If your shop is primarily or solely online, the same rules apply. Speak to an internet marketing company to find ways to get your site noticed. Then, make sure that you offer customers an easy and friendly user experience once they arrive. Like a brick and mortar store, your website should be uncluttered, easy to use and pleasant to look at. Don’t forget to ensure it offers the same great experience on desktop, mobile and tablet screens.
The art of simply chatting with strangers seems to have got lost somewhere along the line. We no longer just talk to people. We don’t say hi to people on the bus anymore, and we are somewhat suspicious of those that do. The best way to build customer relationships has always and will always be chatting with them. Try to remember a few personal details, like their children’s names and ask about them next time you see them. This kind of small personal detail means a lot in an anti-social world.
Use Social Media
You may be thinking that you can’t chat if your business is online, but you’d be wrong. Social media is meant to be, well, social. It’s not just a place to show off your products, promote your site and offer further sales opportunities. You can also use it to speak with and get to know your customer base. Wish them a happy birthday, share their posts and offer them help when you can.

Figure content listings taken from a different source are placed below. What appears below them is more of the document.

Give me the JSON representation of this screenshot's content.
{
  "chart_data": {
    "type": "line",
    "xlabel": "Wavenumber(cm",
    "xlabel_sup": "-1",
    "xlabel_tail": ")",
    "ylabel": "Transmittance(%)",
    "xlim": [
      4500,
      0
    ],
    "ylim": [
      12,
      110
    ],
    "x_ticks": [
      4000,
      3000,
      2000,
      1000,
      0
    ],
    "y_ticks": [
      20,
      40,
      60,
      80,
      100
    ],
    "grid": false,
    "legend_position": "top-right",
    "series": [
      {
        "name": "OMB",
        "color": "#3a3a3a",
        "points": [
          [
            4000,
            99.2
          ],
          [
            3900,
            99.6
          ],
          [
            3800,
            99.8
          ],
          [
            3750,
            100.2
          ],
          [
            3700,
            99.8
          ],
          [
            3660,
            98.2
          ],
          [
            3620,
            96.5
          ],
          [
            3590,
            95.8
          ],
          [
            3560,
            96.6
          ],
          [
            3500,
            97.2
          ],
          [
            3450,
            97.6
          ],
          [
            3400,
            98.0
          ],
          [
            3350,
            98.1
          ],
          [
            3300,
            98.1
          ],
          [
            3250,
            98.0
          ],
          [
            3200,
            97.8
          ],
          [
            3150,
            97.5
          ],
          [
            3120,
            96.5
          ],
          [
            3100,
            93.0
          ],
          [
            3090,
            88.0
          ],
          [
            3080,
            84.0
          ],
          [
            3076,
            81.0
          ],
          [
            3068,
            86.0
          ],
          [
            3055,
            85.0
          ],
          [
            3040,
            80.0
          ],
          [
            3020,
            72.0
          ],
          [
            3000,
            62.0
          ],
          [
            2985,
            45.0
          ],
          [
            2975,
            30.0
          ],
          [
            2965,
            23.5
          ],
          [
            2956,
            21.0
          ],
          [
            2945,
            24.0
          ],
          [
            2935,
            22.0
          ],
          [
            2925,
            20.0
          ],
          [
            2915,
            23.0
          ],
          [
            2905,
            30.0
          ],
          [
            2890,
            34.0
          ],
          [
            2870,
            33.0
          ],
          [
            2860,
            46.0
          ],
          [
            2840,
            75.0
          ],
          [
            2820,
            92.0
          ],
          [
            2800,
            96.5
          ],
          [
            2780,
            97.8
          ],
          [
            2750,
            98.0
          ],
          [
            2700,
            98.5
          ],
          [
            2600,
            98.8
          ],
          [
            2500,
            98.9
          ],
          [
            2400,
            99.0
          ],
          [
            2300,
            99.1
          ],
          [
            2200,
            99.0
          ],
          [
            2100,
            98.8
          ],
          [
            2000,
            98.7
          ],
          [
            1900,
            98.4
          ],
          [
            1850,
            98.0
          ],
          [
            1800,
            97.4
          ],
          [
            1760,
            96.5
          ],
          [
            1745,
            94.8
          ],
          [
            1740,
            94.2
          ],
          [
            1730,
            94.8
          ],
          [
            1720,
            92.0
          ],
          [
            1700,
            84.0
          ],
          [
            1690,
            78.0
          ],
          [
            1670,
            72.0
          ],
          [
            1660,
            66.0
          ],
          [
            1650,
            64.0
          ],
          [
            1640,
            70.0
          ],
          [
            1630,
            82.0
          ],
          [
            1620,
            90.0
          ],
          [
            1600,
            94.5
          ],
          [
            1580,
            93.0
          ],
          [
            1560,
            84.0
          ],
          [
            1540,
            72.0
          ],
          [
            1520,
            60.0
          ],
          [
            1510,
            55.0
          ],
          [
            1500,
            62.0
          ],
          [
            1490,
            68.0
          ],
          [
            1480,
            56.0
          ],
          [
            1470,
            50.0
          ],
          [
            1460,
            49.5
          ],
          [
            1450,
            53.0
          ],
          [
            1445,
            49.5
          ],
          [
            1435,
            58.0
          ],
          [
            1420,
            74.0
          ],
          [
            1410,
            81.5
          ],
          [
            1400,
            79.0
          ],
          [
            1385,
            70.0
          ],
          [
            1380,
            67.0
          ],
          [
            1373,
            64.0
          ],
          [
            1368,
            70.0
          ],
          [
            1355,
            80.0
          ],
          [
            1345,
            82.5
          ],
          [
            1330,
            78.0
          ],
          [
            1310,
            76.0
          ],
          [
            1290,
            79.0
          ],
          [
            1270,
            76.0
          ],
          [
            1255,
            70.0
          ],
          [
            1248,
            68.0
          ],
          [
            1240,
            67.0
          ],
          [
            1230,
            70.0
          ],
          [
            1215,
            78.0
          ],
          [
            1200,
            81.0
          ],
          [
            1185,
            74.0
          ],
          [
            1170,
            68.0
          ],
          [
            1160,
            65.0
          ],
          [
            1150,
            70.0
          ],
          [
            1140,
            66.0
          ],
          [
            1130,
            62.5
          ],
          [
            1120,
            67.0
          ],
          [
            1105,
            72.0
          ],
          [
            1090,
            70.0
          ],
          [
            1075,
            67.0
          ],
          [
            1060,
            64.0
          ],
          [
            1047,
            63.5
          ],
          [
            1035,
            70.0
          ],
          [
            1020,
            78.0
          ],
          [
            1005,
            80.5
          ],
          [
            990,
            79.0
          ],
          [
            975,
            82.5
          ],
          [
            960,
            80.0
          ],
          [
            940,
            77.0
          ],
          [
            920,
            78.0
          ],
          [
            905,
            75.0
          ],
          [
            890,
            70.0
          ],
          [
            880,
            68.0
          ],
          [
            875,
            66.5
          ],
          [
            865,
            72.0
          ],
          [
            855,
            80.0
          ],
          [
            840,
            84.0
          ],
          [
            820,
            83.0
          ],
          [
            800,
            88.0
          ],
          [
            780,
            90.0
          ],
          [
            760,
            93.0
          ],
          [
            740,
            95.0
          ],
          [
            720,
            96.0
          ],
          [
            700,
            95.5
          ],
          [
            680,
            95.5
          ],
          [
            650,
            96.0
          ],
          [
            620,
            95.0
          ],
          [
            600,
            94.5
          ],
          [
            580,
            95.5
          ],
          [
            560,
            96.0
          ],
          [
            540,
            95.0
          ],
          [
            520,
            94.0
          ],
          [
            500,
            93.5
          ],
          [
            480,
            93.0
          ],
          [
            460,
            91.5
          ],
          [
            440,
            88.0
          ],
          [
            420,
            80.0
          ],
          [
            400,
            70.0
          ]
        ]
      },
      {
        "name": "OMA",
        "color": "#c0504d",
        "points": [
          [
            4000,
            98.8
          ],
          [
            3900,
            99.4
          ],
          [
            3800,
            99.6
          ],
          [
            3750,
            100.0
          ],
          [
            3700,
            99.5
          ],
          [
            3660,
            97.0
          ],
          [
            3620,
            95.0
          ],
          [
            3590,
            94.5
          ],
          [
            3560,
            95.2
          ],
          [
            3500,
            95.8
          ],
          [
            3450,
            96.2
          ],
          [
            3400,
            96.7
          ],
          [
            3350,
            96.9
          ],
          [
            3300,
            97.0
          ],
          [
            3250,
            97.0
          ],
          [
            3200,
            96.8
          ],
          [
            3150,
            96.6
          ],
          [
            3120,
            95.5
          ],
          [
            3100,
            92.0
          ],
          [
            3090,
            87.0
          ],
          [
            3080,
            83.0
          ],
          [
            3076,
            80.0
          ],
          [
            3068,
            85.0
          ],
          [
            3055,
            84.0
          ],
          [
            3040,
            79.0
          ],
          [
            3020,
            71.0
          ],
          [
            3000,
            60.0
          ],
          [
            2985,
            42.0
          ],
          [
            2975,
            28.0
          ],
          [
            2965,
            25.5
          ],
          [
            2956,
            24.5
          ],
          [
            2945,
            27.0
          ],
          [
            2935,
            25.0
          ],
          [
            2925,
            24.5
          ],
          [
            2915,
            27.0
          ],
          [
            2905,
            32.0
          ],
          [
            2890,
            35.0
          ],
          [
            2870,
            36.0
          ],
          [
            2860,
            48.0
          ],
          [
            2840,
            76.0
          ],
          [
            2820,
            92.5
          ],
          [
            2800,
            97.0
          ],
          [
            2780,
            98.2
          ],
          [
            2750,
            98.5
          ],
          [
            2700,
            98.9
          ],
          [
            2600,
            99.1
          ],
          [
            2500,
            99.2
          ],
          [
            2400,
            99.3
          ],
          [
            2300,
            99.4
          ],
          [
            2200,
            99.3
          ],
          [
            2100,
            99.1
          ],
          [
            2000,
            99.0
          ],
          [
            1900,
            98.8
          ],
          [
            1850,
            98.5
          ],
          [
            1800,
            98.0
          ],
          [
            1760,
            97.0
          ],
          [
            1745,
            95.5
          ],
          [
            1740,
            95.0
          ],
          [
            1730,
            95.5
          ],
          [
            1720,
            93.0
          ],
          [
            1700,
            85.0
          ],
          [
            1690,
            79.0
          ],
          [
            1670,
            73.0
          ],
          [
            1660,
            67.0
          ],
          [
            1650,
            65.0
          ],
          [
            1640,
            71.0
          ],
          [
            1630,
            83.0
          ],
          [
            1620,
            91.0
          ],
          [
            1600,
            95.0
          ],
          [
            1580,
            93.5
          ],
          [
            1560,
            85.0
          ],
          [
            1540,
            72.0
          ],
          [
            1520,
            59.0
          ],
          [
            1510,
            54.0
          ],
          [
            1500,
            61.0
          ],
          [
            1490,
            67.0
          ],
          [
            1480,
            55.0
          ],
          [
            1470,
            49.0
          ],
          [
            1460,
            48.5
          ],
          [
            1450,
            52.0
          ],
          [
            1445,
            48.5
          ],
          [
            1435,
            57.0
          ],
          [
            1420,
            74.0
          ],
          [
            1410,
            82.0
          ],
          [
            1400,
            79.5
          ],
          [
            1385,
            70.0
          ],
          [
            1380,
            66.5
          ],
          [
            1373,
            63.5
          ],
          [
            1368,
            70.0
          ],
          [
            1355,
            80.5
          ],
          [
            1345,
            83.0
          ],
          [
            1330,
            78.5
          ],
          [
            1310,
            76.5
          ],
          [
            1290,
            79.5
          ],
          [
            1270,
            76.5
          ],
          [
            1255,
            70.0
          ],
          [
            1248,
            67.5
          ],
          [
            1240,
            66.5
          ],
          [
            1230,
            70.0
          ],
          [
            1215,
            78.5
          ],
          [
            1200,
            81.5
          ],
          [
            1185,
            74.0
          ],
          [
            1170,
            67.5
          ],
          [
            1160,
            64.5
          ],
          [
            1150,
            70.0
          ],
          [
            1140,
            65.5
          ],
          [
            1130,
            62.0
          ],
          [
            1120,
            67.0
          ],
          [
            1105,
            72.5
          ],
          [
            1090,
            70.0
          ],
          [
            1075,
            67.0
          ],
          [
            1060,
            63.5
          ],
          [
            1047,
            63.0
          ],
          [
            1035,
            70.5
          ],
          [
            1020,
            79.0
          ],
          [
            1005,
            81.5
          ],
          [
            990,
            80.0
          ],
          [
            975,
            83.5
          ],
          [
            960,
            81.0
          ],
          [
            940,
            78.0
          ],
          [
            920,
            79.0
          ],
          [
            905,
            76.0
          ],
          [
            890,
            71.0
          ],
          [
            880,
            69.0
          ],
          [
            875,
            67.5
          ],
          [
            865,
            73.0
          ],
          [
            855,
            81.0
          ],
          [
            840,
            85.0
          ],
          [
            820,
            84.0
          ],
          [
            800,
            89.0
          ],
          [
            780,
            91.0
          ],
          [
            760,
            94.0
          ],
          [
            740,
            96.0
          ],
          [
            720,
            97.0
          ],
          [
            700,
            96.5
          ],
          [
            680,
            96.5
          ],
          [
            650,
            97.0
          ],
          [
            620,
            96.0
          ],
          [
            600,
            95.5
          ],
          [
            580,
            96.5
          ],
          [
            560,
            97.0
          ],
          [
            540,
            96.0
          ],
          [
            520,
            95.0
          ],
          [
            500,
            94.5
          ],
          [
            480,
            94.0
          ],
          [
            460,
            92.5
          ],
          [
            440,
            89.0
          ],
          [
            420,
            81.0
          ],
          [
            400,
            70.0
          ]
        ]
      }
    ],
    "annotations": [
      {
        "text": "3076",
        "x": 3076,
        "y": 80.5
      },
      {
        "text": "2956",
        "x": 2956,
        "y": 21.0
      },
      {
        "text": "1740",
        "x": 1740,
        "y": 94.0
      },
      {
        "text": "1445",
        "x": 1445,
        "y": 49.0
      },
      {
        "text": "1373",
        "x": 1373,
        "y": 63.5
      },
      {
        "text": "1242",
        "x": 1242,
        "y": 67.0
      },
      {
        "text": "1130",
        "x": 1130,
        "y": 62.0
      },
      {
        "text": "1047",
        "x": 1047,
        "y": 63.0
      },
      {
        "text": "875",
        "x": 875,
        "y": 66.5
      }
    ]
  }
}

When it comes to making a good impression and getting noticed, you need to wow. Do this by offering consistently fantastic service. One way to do this is by lowering their expectations. Give a 5-day delivery window and then get it done in two. They’ll be impressed, you’ll be under less pressure, and everyone is happy.
Solve Problems Quickly
While it would be lovely to think that nothing will ever go wrong, this would be unrealistic. Prepare for problems and have plans in place which allow you to deal with them quickly and efficiently.
More important than dealing with the problem quickly, is being honest about it. Customers, for the most part, aren’t stupid. If something is wrong, let them know. Tell them what’s happened, why and what you are doing to fix it. Then, make sure that you keep in touch and offer regular updates. From a relationship point of view, the worst thing that you would do is not give the customer enough information.
Keeping in touch afterward is something many people neglect but can make all of the difference. The transaction shouldn’t end when the purchase has been made. Follow up after a few days or weeks to see how they are getting on with your product or how they found the service that you provided. This is also a good time to offer further advice or promote a follow-up sale.
Rewards don’t have to be huge; you could simply offer return customers free delivery or a money off deal for one of your quieter periods. People love to feel valued, no matter how small the token is.
Building positive customer relationships will help your business to grow and thrive, and the best thing is, it doesn’t need to be difficult as long as you realize that they are just people too.